A 51-year era for the world economy is dying a slow death

According to Swiss Re chief economist Jerome Hegeli, we are in a crisis that is unfolding in slow motion

Swiss Re Chief Economist Jerome Hegeli has been thinking about August 15, 1971 a lot lately.

On that day, Hegeli says, US President Richard Nixon interrupted the popular US soap opera Bonanza to announce the end of the dollar’s parity with gold, in turn endorsing more than half a century of globalization, flexible interest rates, open markets and slowdown of inflation, which caused rumors of her death, writes Bloomberg.

The date stands out because it is the beginning of an era that is now ending, says Hegeli, who has also worked for the Swiss National Bank, including as its representative on the executive board of the International Monetary Fund.

“We are in a crisis” that is unfolding “in slow motion” thanks to food, energy and supply chain disruptions, he said in an interview. “Crisis times are needed for the change in the macro regime” that is happening now, he adds.

Crisis times are needed for the change in the macro regime.

Jerome Hegel

Chief Economist of Swiss Re

The new system that emerges should bear the “spirit of Bretton Woods” in its emphasis on cooperation among the world’s monetary policymakers, referring to the 1944 conference at which 44 countries laid the foundations for the postwar dollar standard. The US promised to convert dollars into gold at a rate of $35 per troy ounce, a system that was later ended by Nixon. Any new order that emerges thereafter must better address the needs and opportunities of emerging markets alongside those of more advanced economies, Hegeli says.

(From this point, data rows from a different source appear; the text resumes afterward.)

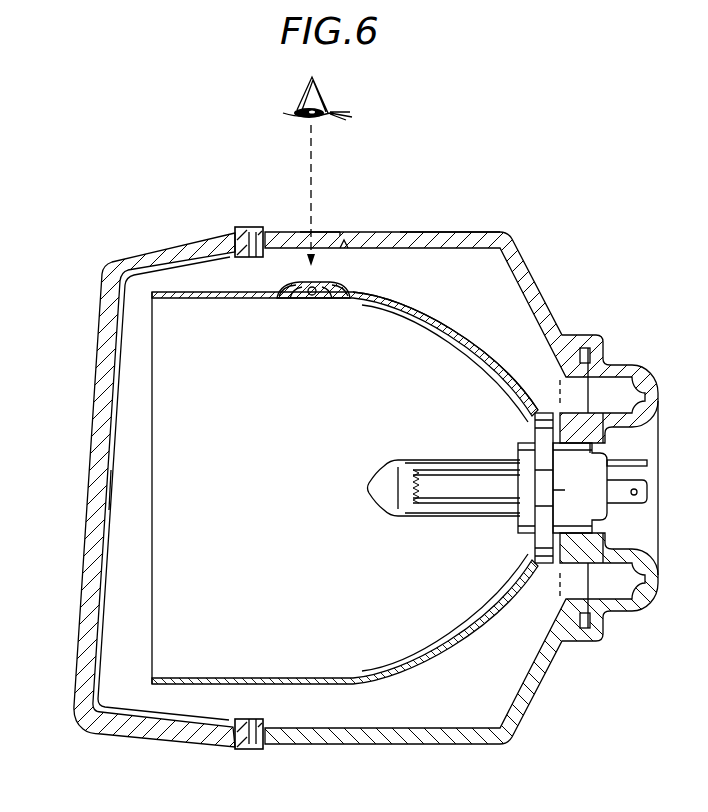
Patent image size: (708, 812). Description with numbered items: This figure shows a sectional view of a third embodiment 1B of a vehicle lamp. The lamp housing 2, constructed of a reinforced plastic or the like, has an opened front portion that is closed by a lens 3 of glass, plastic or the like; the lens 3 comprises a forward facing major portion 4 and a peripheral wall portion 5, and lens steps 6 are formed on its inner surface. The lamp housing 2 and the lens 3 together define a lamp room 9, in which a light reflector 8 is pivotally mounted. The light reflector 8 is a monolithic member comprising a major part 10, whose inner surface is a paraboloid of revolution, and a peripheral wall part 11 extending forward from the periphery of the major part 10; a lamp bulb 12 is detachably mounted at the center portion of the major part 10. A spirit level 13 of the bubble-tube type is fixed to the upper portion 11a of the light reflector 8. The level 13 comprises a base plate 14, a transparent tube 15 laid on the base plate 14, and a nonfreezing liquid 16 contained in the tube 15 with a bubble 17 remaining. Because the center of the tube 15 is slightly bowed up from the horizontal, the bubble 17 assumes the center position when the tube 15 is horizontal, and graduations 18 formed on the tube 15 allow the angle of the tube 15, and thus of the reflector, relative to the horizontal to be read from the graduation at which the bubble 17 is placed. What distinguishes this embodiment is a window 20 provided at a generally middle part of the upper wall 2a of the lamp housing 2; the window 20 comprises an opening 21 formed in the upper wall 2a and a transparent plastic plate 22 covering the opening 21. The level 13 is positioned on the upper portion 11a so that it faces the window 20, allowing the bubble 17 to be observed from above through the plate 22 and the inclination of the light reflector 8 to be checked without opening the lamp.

The third embodiment 1B is at (569, 192).
The lamp housing 2 is at (481, 233).
The upper wall 2a is at (431, 231).
The lens 3 is at (50, 243).
The forward facing major portion 4 is at (107, 311).
The peripheral wall portion 5 is at (148, 255).
The lens steps 6 is at (115, 492).
The light reflector 8 is at (437, 326).
The lamp room 9 is at (500, 338).
The major part 10 is at (467, 352).
The peripheral wall part 11 is at (268, 685).
The upper portion 11a is at (195, 302).
The lamp bulb 12 is at (429, 459).
The spirit level 13 is at (350, 290).
The base plate 14 is at (279, 284).
The transparent tube 15 is at (331, 282).
The nonfreezing liquid 16 is at (342, 299).
The bubble 17 is at (316, 299).
The graduations 18 is at (284, 300).
The window 20 is at (325, 232).
The opening 21 is at (340, 232).
The transparent plastic plate 22 is at (290, 231).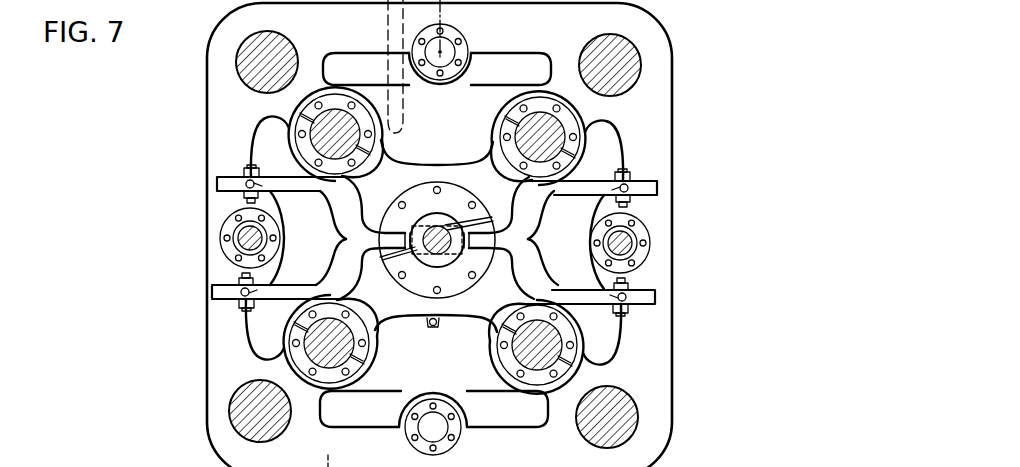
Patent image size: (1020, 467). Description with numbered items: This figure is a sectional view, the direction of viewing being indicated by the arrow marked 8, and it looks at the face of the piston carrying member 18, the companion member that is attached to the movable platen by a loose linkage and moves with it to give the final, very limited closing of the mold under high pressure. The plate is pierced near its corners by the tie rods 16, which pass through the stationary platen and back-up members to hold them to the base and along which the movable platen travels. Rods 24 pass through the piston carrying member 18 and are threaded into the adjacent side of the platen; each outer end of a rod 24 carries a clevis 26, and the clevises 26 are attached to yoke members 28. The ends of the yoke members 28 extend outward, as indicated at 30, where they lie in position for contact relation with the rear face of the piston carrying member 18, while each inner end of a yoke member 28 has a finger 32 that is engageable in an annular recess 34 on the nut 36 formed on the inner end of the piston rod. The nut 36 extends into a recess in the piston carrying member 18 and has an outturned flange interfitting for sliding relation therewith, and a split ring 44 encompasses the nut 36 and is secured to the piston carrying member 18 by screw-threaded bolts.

The section line 8 is at (462, 17).
The tie rods 16 is at (636, 48).
The piston carrying member 18 is at (660, 116).
The rods 24 is at (643, 294).
The clevis 26 is at (633, 303).
The yoke members 28 is at (372, 252).
The outwardly extending yoke ends 30 is at (647, 284).
The finger 32 is at (370, 237).
The annular recess 34 is at (450, 226).
The nut 36 is at (443, 256).
The split ring 44 is at (459, 283).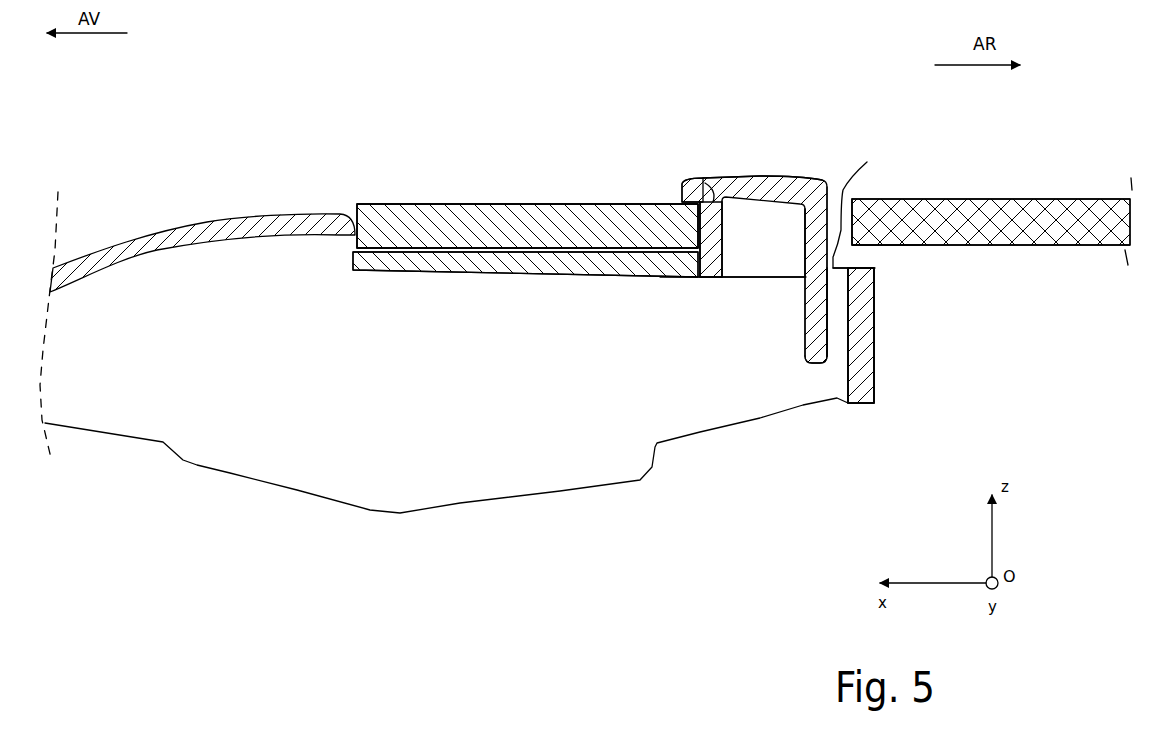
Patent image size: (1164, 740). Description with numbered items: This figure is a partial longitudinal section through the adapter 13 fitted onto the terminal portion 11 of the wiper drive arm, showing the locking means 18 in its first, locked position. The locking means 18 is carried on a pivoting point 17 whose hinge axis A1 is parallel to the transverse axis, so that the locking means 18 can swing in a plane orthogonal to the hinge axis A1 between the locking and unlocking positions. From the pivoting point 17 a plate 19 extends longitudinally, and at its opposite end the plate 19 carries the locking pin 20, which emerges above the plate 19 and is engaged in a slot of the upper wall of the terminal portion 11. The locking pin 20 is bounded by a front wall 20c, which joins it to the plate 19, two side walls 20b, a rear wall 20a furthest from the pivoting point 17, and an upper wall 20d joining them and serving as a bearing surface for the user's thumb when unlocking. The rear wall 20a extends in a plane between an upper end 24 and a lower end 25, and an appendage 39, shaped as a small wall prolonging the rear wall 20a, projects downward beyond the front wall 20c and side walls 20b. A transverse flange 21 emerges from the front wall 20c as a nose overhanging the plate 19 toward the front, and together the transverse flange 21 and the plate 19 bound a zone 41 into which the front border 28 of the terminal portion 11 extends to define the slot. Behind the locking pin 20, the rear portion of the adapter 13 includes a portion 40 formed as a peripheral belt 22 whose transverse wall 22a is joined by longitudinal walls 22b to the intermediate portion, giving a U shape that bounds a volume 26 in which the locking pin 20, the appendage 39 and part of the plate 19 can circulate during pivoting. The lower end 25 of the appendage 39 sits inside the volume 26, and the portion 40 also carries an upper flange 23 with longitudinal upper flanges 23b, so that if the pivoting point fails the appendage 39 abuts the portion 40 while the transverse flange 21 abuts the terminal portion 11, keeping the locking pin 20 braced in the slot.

The adapter 13 is at (283, 163).
The terminal portion 11 is at (466, 204).
The pivoting point 17 is at (518, 246).
The hinge axis A1 is at (499, 266).
The plate 19 is at (613, 266).
The locking means 18 is at (604, 292).
The locking pin 20 is at (787, 157).
The rear wall 20a is at (867, 162).
The side walls 20b is at (763, 239).
The front wall 20c is at (698, 233).
The upper wall 20d is at (760, 177).
The transverse flange 21 is at (683, 185).
The front border 28 is at (709, 200).
The upper end 24 is at (828, 182).
The lower end 25 is at (815, 364).
The volume 26 is at (840, 394).
The appendage 39 is at (803, 304).
The zone 41 is at (677, 278).
The peripheral belt 22 is at (882, 358).
The portion 40 is at (861, 335).
The transverse wall 22a is at (874, 340).
The longitudinal walls 22b is at (799, 312).
The upper flange 23 is at (868, 252).
The longitudinal upper flanges 23b is at (860, 243).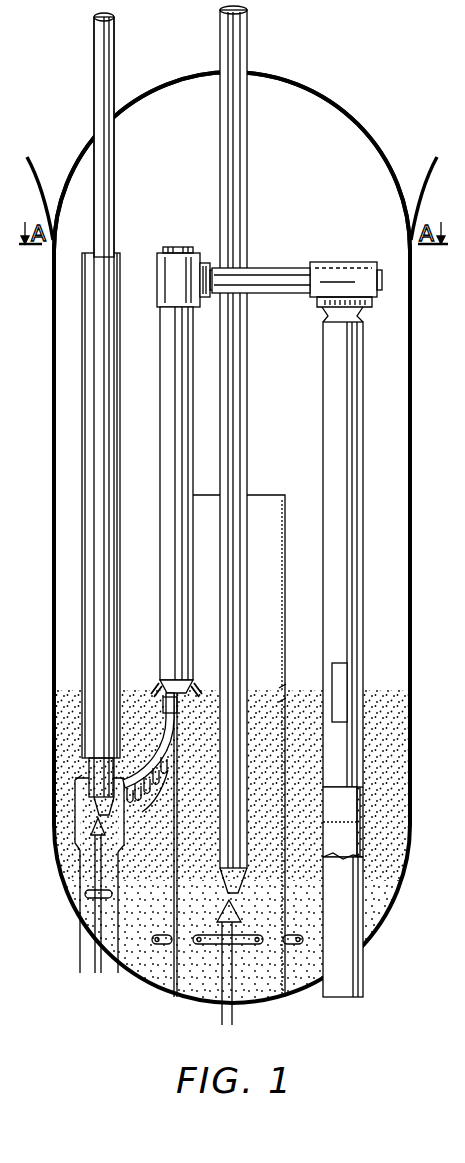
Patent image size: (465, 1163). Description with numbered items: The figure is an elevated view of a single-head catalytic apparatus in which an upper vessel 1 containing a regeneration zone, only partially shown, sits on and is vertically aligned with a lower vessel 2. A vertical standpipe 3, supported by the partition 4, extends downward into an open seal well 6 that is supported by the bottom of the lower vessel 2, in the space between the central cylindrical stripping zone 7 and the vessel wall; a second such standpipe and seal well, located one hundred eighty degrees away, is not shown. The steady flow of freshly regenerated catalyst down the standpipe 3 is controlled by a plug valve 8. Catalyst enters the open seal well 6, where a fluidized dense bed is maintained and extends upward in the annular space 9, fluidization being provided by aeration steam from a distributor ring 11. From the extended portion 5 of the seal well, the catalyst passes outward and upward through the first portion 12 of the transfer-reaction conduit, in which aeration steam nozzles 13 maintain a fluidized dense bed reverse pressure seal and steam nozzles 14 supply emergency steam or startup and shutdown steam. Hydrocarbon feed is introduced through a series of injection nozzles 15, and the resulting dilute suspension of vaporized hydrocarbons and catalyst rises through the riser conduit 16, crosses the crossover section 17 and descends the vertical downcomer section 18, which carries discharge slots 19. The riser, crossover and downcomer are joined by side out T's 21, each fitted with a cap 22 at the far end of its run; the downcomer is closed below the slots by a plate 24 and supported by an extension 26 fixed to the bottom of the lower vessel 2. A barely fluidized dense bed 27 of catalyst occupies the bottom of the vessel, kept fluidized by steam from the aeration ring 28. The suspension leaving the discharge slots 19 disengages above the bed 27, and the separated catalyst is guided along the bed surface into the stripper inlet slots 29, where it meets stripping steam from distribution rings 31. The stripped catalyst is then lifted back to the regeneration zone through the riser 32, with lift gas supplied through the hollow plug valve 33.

The upper vessel 1 is at (36, 186).
The lower vessel 2 is at (414, 531).
The vertical standpipe 3 is at (116, 143).
The partition 4 is at (173, 82).
The extended portion of the open seal well 5 is at (73, 822).
The open seal well 6 is at (82, 407).
The central cylindrical stripping zone 7 is at (287, 512).
The plug valve 8 is at (95, 958).
The annular space 9 is at (88, 466).
The distributor ring 11 is at (112, 895).
The first portion of the transfer-reaction conduit 12 is at (150, 768).
The aeration steam nozzle 13 is at (146, 820).
The steam nozzle 14 is at (178, 790).
The injection nozzle 15 is at (156, 687).
The riser conduit 16 is at (160, 392).
The crossover section 17 is at (270, 266).
The vertical downcomer section 18 is at (363, 422).
The discharge slot 19 is at (340, 680).
The side out T 21 is at (178, 283).
The cap 22 is at (176, 246).
The plate 24 is at (345, 822).
The extension 26 is at (360, 890).
The dense bed 27 is at (311, 769).
The aeration ring 28 is at (295, 946).
The stripper inlet slot 29 is at (283, 690).
The distribution ring 31 is at (250, 946).
The riser 32 is at (237, 537).
The hollow plug valve 33 is at (220, 1012).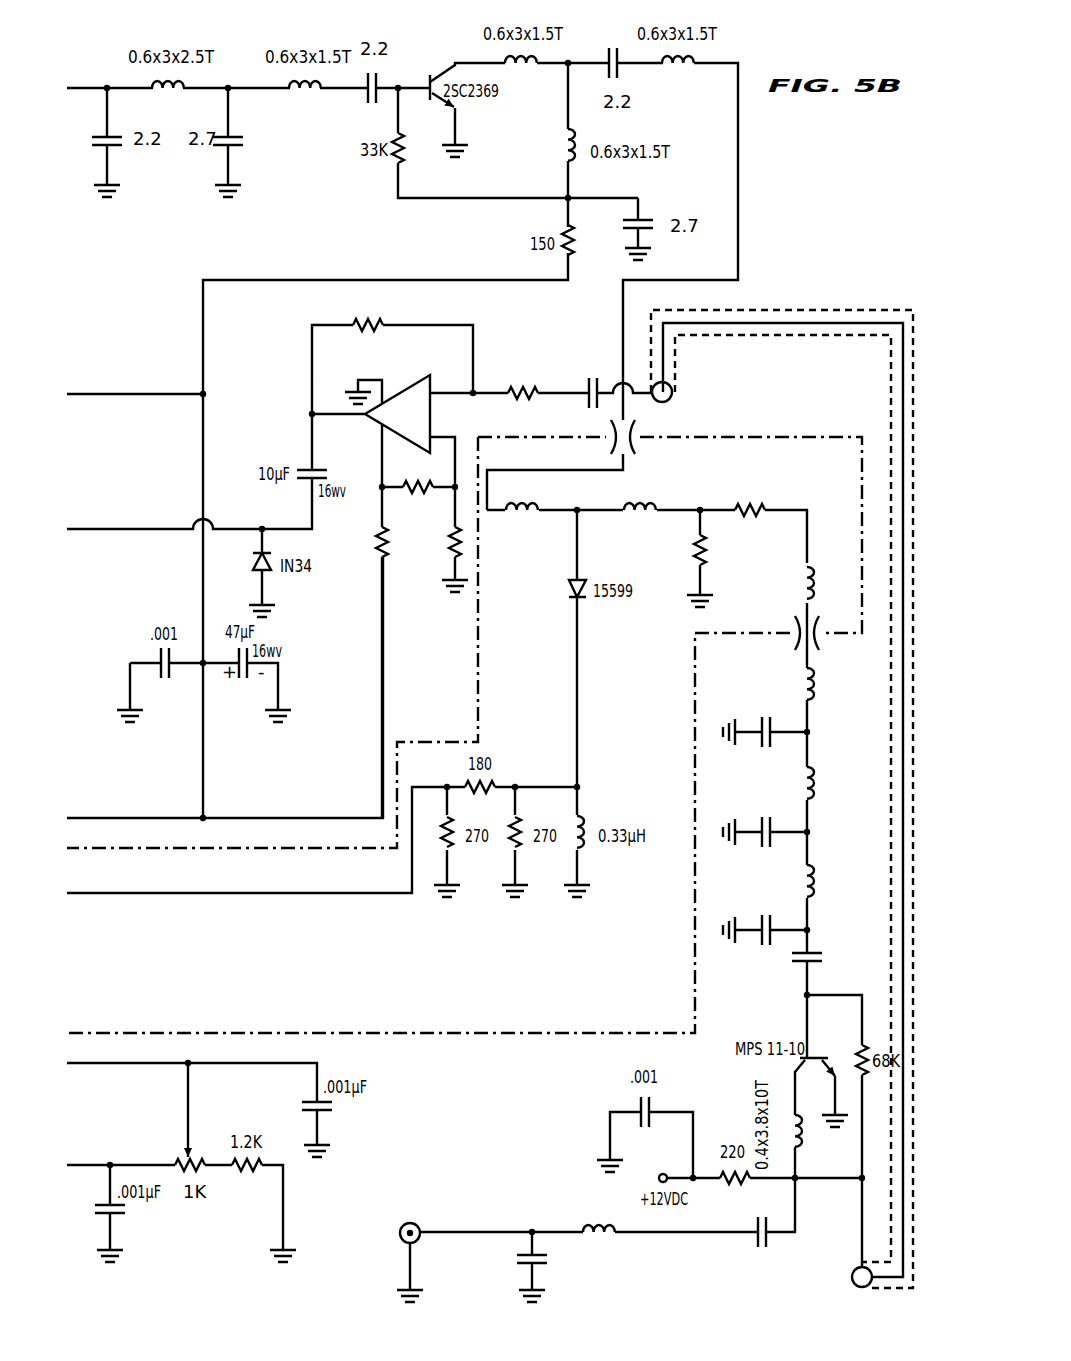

A starting point for central bankers — busy recalibrating inflation forecasts amid Russia’s invasion of Ukraine — is to meet their price stability mandate, the economist says.

The focus should be on facilitating long-term investment – alongside the recovery of the ‘real economy’, with tangible assets such as those in infrastructure gaining traction after 15 years of financial asset price inflation. In that sense, Hegeli praised Singapore for its decision this month to start offering green bonds, which he said are similar in other countries, as governments want more private capital to go into infrastructure projects.

And while the former central banker is relatively optimistic about embracing this new era of the global economy and the ability of monetary authorities to deliver on their mandate — a “back-to-roots” approach that focuses on price stability — his short-term outlook is far more bleak. – gloomy.

Swiss Re’s forecasts for price growth are above consensus. Hegeli and his team expect higher inflation lasting longer. In the US, consumer price inflation is expected to moderate to around 3% over the next decade.

That will mean an “inflationary recession” — higher prices while economic growth shrinks — around the world, though not like the stagflation of the 1970s, he says. And while the recession is expected to be “rather softened” in the US, a much more serious downturn is looming in Europe, where natural gas prices are significantly inflated.